Surely not. Beowulf doesn't wear black. Beowulf is the supreme embodiment of strength and will. Beowulf ripped off Grendel's arm with his bare hands, for god's sake, and Hamlet can't even decide whether he wants his cornflakes in the morning.

It's the transience of the drama that strikes me. One of my favorite things about Hamlet has always been the very end, which most productions omit. My geopolitical context, let me show you it. Or rather, let me cut it because I'm afraid some of our more venerable audience members might not make it out alive if we force them to remain seated for one. more. moment.

ANYWAY, the end of Hamlet. We've been so focused on this dysfunctional family for three hours -- who's incestuous, who murdered who, why the hell the aide-de-camp who described Ophelia's half hour floating time before she slowly drowned didn't just PULL HER OUT OF THE POND -- and finally the bloody denouement comes. Everyone we care about is dead, but Shakespeare didn't forget that Denmark was a kingdom, and that when the royal family goes and implodes, someone is going to come in and take over. This whole ridiculous incident was just a blip on the Northern European radar screen. Dynasties come and go. The prince of Norway marches in after beating the crap out of Poland, sees that everyone's dead, and decides that it's time to be king.
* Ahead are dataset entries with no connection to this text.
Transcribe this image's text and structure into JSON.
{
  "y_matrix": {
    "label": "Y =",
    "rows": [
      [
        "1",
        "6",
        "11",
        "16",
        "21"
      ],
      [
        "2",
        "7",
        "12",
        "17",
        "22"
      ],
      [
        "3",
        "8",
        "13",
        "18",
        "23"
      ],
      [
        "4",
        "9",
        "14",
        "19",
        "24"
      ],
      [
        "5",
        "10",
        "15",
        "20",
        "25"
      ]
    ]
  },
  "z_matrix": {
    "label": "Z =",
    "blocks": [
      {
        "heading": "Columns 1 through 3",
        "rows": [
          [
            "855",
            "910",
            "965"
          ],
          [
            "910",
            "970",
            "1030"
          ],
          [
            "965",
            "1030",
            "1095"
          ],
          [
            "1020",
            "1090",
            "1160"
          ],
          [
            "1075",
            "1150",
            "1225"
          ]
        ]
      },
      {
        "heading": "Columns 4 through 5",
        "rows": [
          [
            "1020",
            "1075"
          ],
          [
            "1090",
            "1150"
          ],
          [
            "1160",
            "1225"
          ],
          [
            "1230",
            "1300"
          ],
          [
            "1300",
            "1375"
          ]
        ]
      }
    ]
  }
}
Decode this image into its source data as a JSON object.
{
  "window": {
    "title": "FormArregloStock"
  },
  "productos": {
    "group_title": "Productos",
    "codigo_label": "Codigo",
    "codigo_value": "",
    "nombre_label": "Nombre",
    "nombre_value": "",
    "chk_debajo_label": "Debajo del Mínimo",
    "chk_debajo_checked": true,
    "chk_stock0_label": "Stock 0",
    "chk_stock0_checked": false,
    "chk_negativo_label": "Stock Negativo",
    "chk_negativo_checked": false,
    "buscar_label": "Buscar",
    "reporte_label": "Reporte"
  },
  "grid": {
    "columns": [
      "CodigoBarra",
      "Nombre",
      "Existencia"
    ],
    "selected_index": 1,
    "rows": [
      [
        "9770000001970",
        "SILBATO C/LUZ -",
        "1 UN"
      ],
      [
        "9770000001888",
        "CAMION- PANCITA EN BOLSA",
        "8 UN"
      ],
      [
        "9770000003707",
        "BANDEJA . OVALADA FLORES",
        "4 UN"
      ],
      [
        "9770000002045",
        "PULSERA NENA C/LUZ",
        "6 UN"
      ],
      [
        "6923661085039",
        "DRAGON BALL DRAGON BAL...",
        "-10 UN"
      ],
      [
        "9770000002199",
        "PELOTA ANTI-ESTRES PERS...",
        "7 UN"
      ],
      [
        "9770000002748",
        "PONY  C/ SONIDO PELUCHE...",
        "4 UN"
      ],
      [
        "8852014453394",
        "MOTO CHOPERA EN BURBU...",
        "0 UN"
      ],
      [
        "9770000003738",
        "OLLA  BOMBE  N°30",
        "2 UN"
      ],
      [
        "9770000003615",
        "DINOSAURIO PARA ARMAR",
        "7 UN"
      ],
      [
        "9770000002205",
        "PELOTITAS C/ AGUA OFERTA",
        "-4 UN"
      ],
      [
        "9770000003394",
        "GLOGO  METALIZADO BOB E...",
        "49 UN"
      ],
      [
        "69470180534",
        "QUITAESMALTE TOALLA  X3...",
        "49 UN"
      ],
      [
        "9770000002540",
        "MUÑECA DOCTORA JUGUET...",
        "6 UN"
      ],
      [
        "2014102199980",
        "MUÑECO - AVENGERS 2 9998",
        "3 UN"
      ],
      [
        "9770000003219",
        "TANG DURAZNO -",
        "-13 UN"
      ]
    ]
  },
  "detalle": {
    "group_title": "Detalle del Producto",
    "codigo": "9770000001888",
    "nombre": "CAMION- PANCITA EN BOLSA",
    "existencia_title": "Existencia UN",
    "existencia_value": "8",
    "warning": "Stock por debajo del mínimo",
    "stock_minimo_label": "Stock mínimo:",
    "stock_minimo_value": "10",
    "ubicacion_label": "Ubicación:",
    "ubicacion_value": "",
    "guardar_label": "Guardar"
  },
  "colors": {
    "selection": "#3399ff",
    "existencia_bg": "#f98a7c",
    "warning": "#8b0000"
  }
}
I guess it always surprised me that in something so epic, so tragic, so heightened, the final message is basically "Life goes on."

Beowulf is the same ... the final scene in which Beowulf's body is burned has such grandeur:
On a height they kindled the hugest of all
funeral fires; fumes of woodsmoke
billowed darkly up, the blaze roared
and drowned out their weeping, wind died down
and flames wrought havoc in the hot bone-house,
burning it to the core. (ll. 3143-3148)

But immediately after:
A Geat woman too sang out in grief;
with hair bound up, she unburdened herself
of her worst fears, a wild litany
of nightmare and lament: her nation invaded,
enemies on the rampage, bodies in piles,
slavery and abasement. Heaven swallowed the smoke. (ll. 3150-3155)

Beowulf's reign is over and someone else is going to come in and take over. It makes the whole story seem smaller, more personal. And yeah, Beowulf is primitive literature, but you go write an intimate epic and bring it back in your pocket and show it to me. Yeah, some anonymous poet from the 10th century (or thereabouts) just owned you.